Congrats on being too retarted to do metaphysics atheist friend of OP.

>> No.16571311

>>16570934
God knows why you made a function explainig entropy decay
>Which means the system must have a beginning that was a finite distance in the past.
I dont know about the "system" but if you are still talking about the origin of the universe like in here >>16569038 AGAIN please tell me HOW do you know the earliest moments of the big bang? Because you, a spacial and temporal being is claming to know how things are in a singularity were space and time lose meaning with nothing but his silly deductions, you obviously know something more that the rest of us, maybe you have your own Hadron Collider in your basement who knows. So forget about entropy decay for once and tell me HOW do you know the universe have a fixed beginning because entropy decay is not saying this nor concluding it, you are making your own hypothesis about it but you can't go further, we all can make our own silly assumptions with nothing but semantics too I guess. And no, because you understand physics it doesn't mean you understans something else beyond factual information, it means you are just playing around with concepts and semantics there's nothing real about your assumptions because you aren't doing anything at all, most probably you are just thinking really hard how to put God inside the most valid cosmological model and nothing else.

>> No.16571342

>>16571291
>too retarted
ouch

>> No.16571437

>>16571311
>literally explain how extremely basic physical principles contradict apparent evidence
>dumbass goes "Why'd you use math"?
I've explained an extraordinarily simple concept the simplest conceivable way. If you're still too retarded to understand it maybe you should spend more time studying for your geometry class. They usually start having tests around now kiddo, you don't want to fail and make your dad get the belt back out.

>> No.16571451

>>16571311
>>16571437
wait, no I thought of an easier one.
I have $100
I spend $10 a week
An infinite number of weeks have passed yet my balance isn't $0
Therefore I can conclude someone is putting money in my account

>> No.16571756

>>16571311
Imagine being btfo and getting butthurt like this, next time try to formulate an argument

>> No.16571799

>>16568876
Imagine thinking that synthetic posteriori arguments are a real refutation of metaphysical propositions when those synthetic argument presuppose metaphysical assumptions.

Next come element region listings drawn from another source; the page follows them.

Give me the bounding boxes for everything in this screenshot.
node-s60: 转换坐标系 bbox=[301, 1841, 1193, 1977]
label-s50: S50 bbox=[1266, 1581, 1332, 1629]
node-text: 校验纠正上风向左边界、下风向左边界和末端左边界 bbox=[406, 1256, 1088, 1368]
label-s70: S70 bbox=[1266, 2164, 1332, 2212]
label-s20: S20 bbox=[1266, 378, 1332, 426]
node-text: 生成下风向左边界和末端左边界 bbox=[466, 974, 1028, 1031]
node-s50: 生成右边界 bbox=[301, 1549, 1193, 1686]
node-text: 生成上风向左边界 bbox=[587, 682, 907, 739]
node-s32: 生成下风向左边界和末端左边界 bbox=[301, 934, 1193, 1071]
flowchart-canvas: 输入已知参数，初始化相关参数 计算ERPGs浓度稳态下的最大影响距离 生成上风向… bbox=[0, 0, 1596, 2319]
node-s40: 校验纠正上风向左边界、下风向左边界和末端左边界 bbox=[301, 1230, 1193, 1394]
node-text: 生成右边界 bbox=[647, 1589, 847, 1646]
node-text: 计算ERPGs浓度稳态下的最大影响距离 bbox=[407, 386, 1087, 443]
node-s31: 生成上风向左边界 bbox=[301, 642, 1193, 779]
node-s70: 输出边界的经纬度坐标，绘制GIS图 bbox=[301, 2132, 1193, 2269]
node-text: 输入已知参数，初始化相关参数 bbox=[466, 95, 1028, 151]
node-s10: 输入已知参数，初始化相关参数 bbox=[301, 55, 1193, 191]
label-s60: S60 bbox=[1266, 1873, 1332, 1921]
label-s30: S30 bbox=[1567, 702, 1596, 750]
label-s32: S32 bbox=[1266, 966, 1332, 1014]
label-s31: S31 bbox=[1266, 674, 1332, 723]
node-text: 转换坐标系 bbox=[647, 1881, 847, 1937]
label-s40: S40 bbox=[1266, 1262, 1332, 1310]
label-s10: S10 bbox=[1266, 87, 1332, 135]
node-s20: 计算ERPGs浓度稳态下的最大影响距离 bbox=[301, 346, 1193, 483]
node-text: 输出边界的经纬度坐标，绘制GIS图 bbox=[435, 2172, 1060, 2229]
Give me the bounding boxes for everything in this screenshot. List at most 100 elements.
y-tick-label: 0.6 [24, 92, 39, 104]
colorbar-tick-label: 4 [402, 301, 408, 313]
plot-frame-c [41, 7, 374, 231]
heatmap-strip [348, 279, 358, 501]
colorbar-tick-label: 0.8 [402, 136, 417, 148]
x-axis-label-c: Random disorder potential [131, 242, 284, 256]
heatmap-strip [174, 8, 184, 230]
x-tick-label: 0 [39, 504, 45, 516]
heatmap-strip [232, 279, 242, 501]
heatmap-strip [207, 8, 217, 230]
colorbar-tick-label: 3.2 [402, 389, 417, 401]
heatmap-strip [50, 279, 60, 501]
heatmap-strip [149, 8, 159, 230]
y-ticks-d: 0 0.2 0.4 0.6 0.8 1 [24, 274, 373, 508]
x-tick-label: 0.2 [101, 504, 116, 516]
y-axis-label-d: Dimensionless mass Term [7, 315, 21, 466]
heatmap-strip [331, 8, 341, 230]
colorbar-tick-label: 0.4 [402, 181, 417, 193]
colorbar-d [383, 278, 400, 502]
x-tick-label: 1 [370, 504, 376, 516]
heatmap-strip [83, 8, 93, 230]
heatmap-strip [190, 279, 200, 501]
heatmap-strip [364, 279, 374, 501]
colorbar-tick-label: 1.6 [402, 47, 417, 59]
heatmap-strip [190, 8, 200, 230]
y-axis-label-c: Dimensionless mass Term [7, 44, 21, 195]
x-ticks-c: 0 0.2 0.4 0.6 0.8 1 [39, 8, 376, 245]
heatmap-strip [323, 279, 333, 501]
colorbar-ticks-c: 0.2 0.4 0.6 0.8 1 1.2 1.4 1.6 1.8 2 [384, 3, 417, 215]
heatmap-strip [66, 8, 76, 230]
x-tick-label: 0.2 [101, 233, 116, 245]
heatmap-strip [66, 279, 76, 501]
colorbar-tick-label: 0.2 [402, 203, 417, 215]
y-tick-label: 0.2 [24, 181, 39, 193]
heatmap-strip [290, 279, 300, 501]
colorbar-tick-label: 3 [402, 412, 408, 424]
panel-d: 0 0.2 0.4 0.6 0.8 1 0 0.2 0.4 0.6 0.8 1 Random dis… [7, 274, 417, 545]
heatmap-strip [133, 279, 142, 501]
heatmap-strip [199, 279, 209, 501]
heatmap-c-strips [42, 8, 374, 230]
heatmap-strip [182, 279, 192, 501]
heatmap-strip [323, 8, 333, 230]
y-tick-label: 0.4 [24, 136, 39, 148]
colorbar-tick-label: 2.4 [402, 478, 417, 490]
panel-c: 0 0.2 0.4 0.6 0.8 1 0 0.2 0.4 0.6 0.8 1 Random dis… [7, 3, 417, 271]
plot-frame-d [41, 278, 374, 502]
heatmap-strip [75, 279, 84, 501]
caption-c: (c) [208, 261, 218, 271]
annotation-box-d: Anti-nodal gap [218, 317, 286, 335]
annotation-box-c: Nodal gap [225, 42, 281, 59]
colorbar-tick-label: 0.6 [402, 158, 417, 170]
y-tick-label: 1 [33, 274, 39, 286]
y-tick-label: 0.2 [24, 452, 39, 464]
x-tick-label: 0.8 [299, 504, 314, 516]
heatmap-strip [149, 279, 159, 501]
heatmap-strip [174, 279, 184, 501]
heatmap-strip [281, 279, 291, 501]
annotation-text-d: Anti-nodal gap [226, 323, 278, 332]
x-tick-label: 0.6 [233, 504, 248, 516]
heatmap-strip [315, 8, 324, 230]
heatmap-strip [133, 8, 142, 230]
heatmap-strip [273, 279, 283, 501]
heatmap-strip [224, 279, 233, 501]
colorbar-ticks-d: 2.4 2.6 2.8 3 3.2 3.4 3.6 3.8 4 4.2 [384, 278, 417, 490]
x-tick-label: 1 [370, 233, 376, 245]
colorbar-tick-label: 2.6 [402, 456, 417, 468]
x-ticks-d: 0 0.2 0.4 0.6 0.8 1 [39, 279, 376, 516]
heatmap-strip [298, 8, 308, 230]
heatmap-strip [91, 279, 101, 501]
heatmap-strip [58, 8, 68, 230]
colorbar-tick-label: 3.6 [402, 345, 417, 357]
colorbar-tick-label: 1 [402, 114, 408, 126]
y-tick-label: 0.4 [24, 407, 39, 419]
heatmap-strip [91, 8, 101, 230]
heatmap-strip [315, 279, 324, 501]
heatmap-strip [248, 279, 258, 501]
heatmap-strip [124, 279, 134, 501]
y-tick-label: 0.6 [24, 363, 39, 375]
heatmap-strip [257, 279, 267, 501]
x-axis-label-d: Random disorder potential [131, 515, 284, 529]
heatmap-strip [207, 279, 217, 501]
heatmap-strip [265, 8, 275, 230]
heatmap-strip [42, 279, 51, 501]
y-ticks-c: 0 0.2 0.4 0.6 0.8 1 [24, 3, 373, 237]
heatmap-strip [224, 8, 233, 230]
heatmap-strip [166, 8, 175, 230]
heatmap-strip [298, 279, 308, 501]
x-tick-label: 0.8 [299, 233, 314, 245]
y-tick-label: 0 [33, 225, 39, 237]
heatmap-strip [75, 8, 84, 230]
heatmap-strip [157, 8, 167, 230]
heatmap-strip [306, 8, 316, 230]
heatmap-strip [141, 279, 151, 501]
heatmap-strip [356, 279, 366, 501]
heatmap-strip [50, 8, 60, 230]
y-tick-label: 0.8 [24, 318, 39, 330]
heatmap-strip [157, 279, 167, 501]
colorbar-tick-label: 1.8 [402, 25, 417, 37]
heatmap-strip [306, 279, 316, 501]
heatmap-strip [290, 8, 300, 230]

None of these arguments are operating at the correct level to qualify as real refutations.

>> No.16572379

>>16571437
>>16571451
I don't even know what to say. Do you understand that it doesn't work like this because no one has a proper explanation about the initial singularity? We are talking about something were spacetime is not a thing. It is a yes or no answer don't explain the same thing again. Just yes or no.

>> No.16572595

>>16571451
But an infinite amount of time has not yet passed between the Big Bang and the now. Additionally, we're very far from running out of our initial supply of energy. As far as we can tell, $100,000,000 were put into our bank account at the Big Bang, and we've been spending $1*10^-10 per day. The universe is 13.8 billion years old, and we've only spent $1.38.

>> No.16573334

bump for good discussion

>> No.16573357

>>16568876
>haha everyone know these obscure phenomena and ideas that instantly disprove Aquinas and I only need to mention them for everyone to instantly understand
>you don’t need me to explain quasicrystas... right anon?
Shut the fuck up

>> No.16573436

>>16568876
>>5. Final Cause, evolution refutes it
>using an unproven theory to refute anything philosophical
I didn't read the rest of the post, I assume it's as shit as this.